# Notebook to process and clean csv's

In [6]:
import pandas as pd
import numpy as np
import altair as alt
import csv

# Performance Predictions for mnist, cifar10 and imagenet - Heatmaps
## Read csv > process data > save to another csv

In [5]:
#hide
## Reading csv file and converting data to (Neural network, Platform, Value)
df = pd.read_csv('data/performance_predictions_imagenet_mnist_cifar.csv')
df.head()
pd.set_option('display.max_rows', None)
#----- Creating a dataframe with 3 columns x, y gop_frame
cleanedList = [x for x in df.platform if x==x] # to take all the nans out
x, y = np.meshgrid(df.model, cleanedList) 
gop_frame, _ = np.meshgrid(df.gop_frame, cleanedList)

#to crate a 1D array from each variable, creating a dataframe with 3 columns
source = pd.DataFrame({'x': x.ravel(),     
                       'y': y.ravel(),
                       'gop_frame':gop_frame.ravel()}) #auxilary column

#---Adding a fourth column: top_second  ---- auxilary column
tops_second= []    #creating a lsit which will contain all top_second columns from the dataframe
columns = list(df) # creating a list of dataframe columns 
  
for i in columns:   
    if 'top_second' in i:
        tops_second.append(df[i])
        
source['top_second'] = pd.concat(tops_second,ignore_index=True)

#------Adding a fith column: values-----------
source['values'] = source.top_second * 1000 / source.gop_frame

#---Drop auxilary columns: gop_frame top_scond----
source = source.drop(columns=['gop_frame','top_second'])
source = source.round(0)
source.head()

#Separate dataframe into: IMAGENET, MNIST, CIFAR10 dataframes
df_imagenet = source[source['x'].str.contains('GoogleNetv|MobileNetv1|ResNet50|EfficientNet')]
df_cifar10 = source[source['x'].str.contains('CNV')]
df_MNIST = source[source['x'].str.contains('MLP')]

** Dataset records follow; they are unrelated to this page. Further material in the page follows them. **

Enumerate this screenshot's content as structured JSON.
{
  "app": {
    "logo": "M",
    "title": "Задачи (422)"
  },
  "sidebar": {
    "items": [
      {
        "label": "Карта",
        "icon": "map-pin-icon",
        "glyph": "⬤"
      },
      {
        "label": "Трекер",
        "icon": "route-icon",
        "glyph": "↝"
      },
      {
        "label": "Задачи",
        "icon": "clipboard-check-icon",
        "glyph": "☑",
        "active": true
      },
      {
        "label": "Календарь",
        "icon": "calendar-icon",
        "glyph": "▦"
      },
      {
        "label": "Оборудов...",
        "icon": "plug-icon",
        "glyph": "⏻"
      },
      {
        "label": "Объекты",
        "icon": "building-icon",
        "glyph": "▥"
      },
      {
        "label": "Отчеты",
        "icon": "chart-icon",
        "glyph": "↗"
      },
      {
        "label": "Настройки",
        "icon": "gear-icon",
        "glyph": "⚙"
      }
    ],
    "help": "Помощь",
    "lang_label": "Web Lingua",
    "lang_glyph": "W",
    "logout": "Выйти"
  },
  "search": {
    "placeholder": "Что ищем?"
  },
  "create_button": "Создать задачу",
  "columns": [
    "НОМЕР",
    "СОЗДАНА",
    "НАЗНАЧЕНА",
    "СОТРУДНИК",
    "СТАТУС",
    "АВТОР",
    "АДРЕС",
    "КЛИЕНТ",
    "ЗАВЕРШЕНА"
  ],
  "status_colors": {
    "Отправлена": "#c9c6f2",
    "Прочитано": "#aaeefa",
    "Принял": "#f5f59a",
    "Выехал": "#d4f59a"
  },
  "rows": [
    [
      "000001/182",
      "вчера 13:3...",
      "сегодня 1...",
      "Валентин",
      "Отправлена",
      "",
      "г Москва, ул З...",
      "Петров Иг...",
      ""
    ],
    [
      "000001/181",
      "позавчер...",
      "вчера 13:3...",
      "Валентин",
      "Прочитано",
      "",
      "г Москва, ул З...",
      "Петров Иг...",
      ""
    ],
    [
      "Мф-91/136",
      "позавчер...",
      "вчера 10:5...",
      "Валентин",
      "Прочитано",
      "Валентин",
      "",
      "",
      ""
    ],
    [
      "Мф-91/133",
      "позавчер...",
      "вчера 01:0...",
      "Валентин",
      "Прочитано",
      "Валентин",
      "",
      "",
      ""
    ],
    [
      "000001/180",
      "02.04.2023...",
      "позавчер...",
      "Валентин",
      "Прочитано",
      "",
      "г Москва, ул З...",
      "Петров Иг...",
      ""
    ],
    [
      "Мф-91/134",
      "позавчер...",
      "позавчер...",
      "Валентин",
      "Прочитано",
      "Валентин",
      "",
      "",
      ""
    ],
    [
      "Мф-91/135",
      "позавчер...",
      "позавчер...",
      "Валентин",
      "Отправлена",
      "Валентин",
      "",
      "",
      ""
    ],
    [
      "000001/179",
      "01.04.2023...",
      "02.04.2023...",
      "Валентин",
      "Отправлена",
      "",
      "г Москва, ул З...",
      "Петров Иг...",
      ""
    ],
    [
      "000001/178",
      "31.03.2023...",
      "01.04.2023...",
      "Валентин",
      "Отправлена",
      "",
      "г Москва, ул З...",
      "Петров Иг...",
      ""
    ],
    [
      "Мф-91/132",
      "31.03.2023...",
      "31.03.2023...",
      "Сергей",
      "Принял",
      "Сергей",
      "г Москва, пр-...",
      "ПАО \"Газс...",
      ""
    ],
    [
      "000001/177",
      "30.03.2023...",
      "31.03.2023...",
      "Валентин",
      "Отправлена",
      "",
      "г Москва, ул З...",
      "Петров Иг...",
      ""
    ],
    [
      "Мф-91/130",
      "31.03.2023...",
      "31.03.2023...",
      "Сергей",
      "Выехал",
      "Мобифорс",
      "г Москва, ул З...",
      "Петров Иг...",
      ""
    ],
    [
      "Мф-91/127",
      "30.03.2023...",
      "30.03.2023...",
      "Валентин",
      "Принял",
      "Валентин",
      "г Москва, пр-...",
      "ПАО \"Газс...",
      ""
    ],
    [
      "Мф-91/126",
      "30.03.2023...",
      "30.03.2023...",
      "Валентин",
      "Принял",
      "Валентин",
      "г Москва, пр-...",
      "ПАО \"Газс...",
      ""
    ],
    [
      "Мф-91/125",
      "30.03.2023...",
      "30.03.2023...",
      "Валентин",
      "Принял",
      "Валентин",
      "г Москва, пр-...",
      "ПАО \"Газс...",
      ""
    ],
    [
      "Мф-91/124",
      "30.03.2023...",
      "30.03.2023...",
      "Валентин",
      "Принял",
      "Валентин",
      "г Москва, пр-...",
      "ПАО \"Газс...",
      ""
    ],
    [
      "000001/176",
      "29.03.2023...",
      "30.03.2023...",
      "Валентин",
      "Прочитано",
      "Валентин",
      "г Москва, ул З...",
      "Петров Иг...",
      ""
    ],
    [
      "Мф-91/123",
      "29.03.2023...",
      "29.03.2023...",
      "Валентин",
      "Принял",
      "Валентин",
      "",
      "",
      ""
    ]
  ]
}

#Saving above dataframes to csv file
df_imagenet.to_csv('data/processed_csv/performance_prediction_imagenet.csv', index = False)
df_cifar10.to_csv('data/processed_csv/performance_prediction_cifar10.csv', index = False)
df_MNIST.to_csv('data/processed_csv/performance_prediction_mnist.csv', index = False)
source.to_csv('data/processed_csv/performance_prediction_imagenet_mnist_cifar10.csv', index = False)

# --------------------------------------------------
# --------------------Rooflines----------------
# --------------------------------------------------

In [7]:
#hide
## Loading Hardware platforms and Neural networks csv
data = pd.read_csv('Data/peakPerfBandHardPlatf.csv', sep=',')
df = pd.DataFrame(data)

df_topology=pd.read_csv('Data/topology_details.csv',)

In [8]:
## Calculate the Arithmetic intensity (x axis) for each NN based on Fwd ops and Total params
i=0.1
n_bytes=1 
calc_arith = lambda operations, params, n_bytes: operations/(params*n_bytes)

for index, row in df_topology.iterrows():             #nditer is a iterator object    
    arith_intens = calc_arith(row['Fwd Ops'], row['Total Params'], n_bytes)   #calculate the arith intensity with the lambda function
    df_topology.at[index, 'arith_intens'] = arith_intens              #saving it to the dataframe
    
#to duplicate the dataframe so each row with (Platform, arith_intens) will be filled with 100 and then 0s to plot the vertical line later    
df_topology = pd.concat([df_topology, df_topology])
df_topology = pd.concat([df_topology, df_topology])
df_topology = df_topology.drop(columns=['Total Params','Fwd Ops']) #deleting unnecessary columns (Fwd ops and Total params)

In [9]:
## Preparing the NNs dataset to be ploted as vertical lines later
# creating a y list [100,100,100,100....0.0001,0.0001,0.0001...] to plot a vertical line later
df_topology['performance'] = [100] * round((len(df_topology.index))/4)  +  [25] * round((len(df_topology.index))/4) + [75] * round((len(df_topology.index))/4) +[0.000001] * round((len(df_topology.index))/4) 

In [10]:
## Calculating the rooflines (y axis) for each hardware platform (dataframe = df_topology + df)
#--------------------------------Calculating the values to plot for the roofline model-----------
maxX=160000
x_axis = np.arange(0.1,maxX,1) #to create a list that represents the x axis with numbers between 0 and 1000
dataframe = pd.DataFrame(columns=['Name','arith_intens','performance']) 

for index, row in df.iterrows():             #nditer is a iterator object 
    dataframe = dataframe.append([pd.Series([df.at[index,'Name'],1,row['Bandwidth'] ],dataframe.columns)], ignore_index=True)
    for i in np.nditer(x_axis):
        point = row['Bandwidth'] * i
        if point > row['Peak_Performance']:
            dataframe = dataframe.append([pd.Series([df.at[index,'Name'],i,row['Peak_Performance']],dataframe.columns)], ignore_index=True)
            dataframe = dataframe.append([pd.Series([df.at[index,'Name'],maxX, df.at[index,'Peak_Performance']],dataframe.columns)], ignore_index=True)
            break

In [11]:
## Merging NNs dataset with Hardware Platforms dataset
dataframe = pd.concat([dataframe,df_topology])

In [None]:
dataframe.to_csv('data/processed_csv/rooflines_hardware_neural_networks.csv', index = False)